Dean studied animal science at Colorado State University and said because his father managed their cowherd at home for minimal labor, the first time he pulled a calf was at Colorado State University, of course, in the middle of the night when he was alone watching the heifers.
"I got a call from the previous ag instructor, Kyle Evans, and he told me the story of the FFA kids checking cows while he was out of town with another group of kids," he said. "They were having problems, and those kids pulled a calf out there at the ranch and they were successful. Here's the value, you know. Hands on experience while you're still in high school. Those experiences are good ones for those kids."
He said Arlie was instrumental getting a conservation easement on it as well and that took a great deal of "noodling" about whether or not to do it, but it came down to what dad would have wanted and with his wildlife background and agriculture, that was the decision made. At that intersection of agriculture and wildlife, Dean offered the latest example of the ballot proposal to prohibit the hunting of mountain lions and bobcats.

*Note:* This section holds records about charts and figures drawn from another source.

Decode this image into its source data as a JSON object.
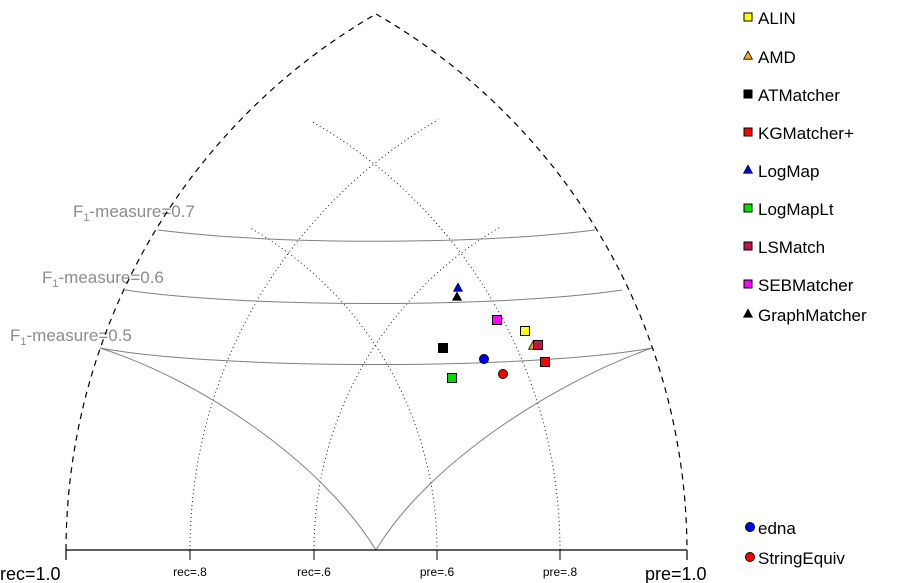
{
  "chart_data": {
    "type": "scatter",
    "corner_labels": {
      "left": "rec=1.0",
      "right": "pre=1.0"
    },
    "base_ticks": [
      {
        "label": "rec=.8",
        "value": 0.8,
        "axis": "recall"
      },
      {
        "label": "rec=.6",
        "value": 0.6,
        "axis": "recall"
      },
      {
        "label": "pre=.6",
        "value": 0.6,
        "axis": "precision"
      },
      {
        "label": "pre=.8",
        "value": 0.8,
        "axis": "precision"
      }
    ],
    "f1_curves": [
      {
        "prefix": "F",
        "sub": "1",
        "suffix": "-measure=0.5",
        "value": 0.5
      },
      {
        "prefix": "F",
        "sub": "1",
        "suffix": "-measure=0.6",
        "value": 0.6
      },
      {
        "prefix": "F",
        "sub": "1",
        "suffix": "-measure=0.7",
        "value": 0.7
      }
    ],
    "grid": true,
    "legend_position": "right",
    "series": [
      {
        "name": "ALIN",
        "marker": "square",
        "color": "#ffff00",
        "precision": 0.8,
        "recall": 0.58
      },
      {
        "name": "AMD",
        "marker": "triangle",
        "color": "#f5a623",
        "precision": 0.82,
        "recall": 0.55
      },
      {
        "name": "ATMatcher",
        "marker": "square",
        "color": "#000000",
        "precision": 0.58,
        "recall": 0.63
      },
      {
        "name": "KGMatcher+",
        "marker": "square",
        "color": "#ff0000",
        "precision": 0.84,
        "recall": 0.53
      },
      {
        "name": "LogMap",
        "marker": "triangle",
        "color": "#0000ff",
        "precision": 0.68,
        "recall": 0.71
      },
      {
        "name": "LogMapLt",
        "marker": "square",
        "color": "#00dd00",
        "precision": 0.63,
        "recall": 0.57
      },
      {
        "name": "LSMatch",
        "marker": "square",
        "color": "#c0144a",
        "precision": 0.82,
        "recall": 0.55
      },
      {
        "name": "SEBMatcher",
        "marker": "square",
        "color": "#ff00ff",
        "precision": 0.73,
        "recall": 0.63
      },
      {
        "name": "GraphMatcher",
        "marker": "triangle",
        "color": "#000000",
        "precision": 0.68,
        "recall": 0.7
      },
      {
        "name": "edna",
        "marker": "circle",
        "color": "#0000ff",
        "precision": 0.7,
        "recall": 0.56
      },
      {
        "name": "StringEquiv",
        "marker": "circle",
        "color": "#ff0000",
        "precision": 0.76,
        "recall": 0.52
      }
    ]
  }
}
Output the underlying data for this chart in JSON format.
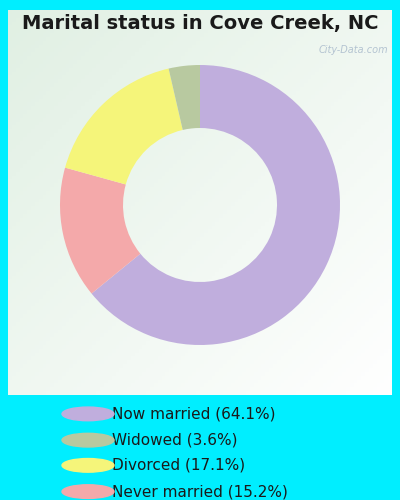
{
  "title": "Marital status in Cove Creek, NC",
  "percentages": [
    64.1,
    15.2,
    17.1,
    3.6
  ],
  "colors": [
    "#c0aedd",
    "#f4a9aa",
    "#f5f57a",
    "#b8c9a0"
  ],
  "legend_labels": [
    "Now married (64.1%)",
    "Widowed (3.6%)",
    "Divorced (17.1%)",
    "Never married (15.2%)"
  ],
  "legend_colors": [
    "#c0aedd",
    "#b8c9a0",
    "#f5f57a",
    "#f4a9aa"
  ],
  "bg_color_outer": "#00eeff",
  "bg_color_inner_tl": "#d8ede0",
  "bg_color_inner_br": "#ffffff",
  "donut_width": 0.45,
  "title_fontsize": 14,
  "legend_fontsize": 11,
  "watermark": "City-Data.com"
}
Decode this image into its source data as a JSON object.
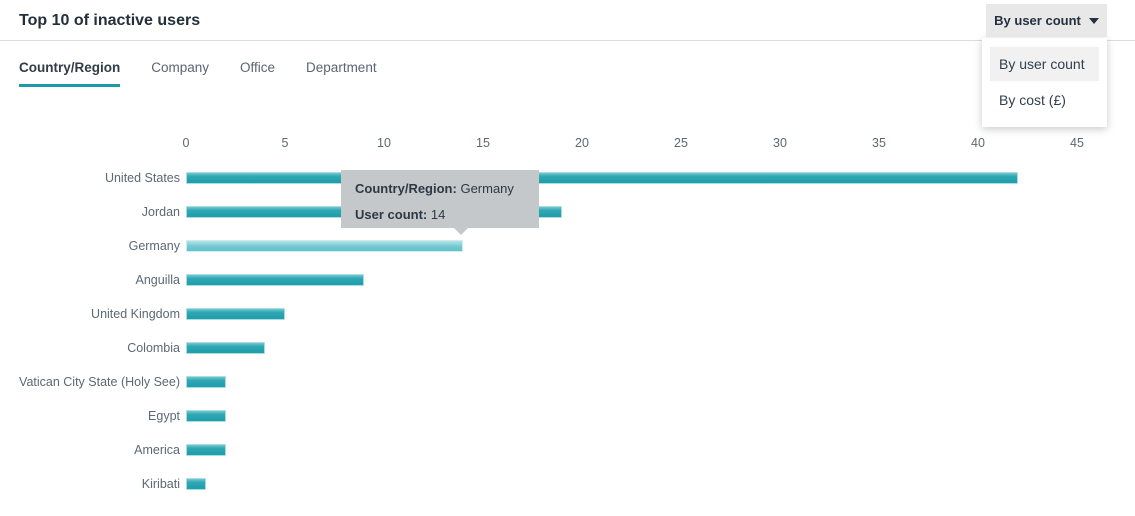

"I'm a realist to know that just because they're in FFA and wear the blue corduroy jacket, doesn't mean they'll end up employed in agriculture, but they're all going to vote — I hope they vote," he said. "I hope they get something out of it that will leave them when, for instance, animal rights-type folks take a run at something, they can lean back on that experience somehow and think and make the right decision on the ballot."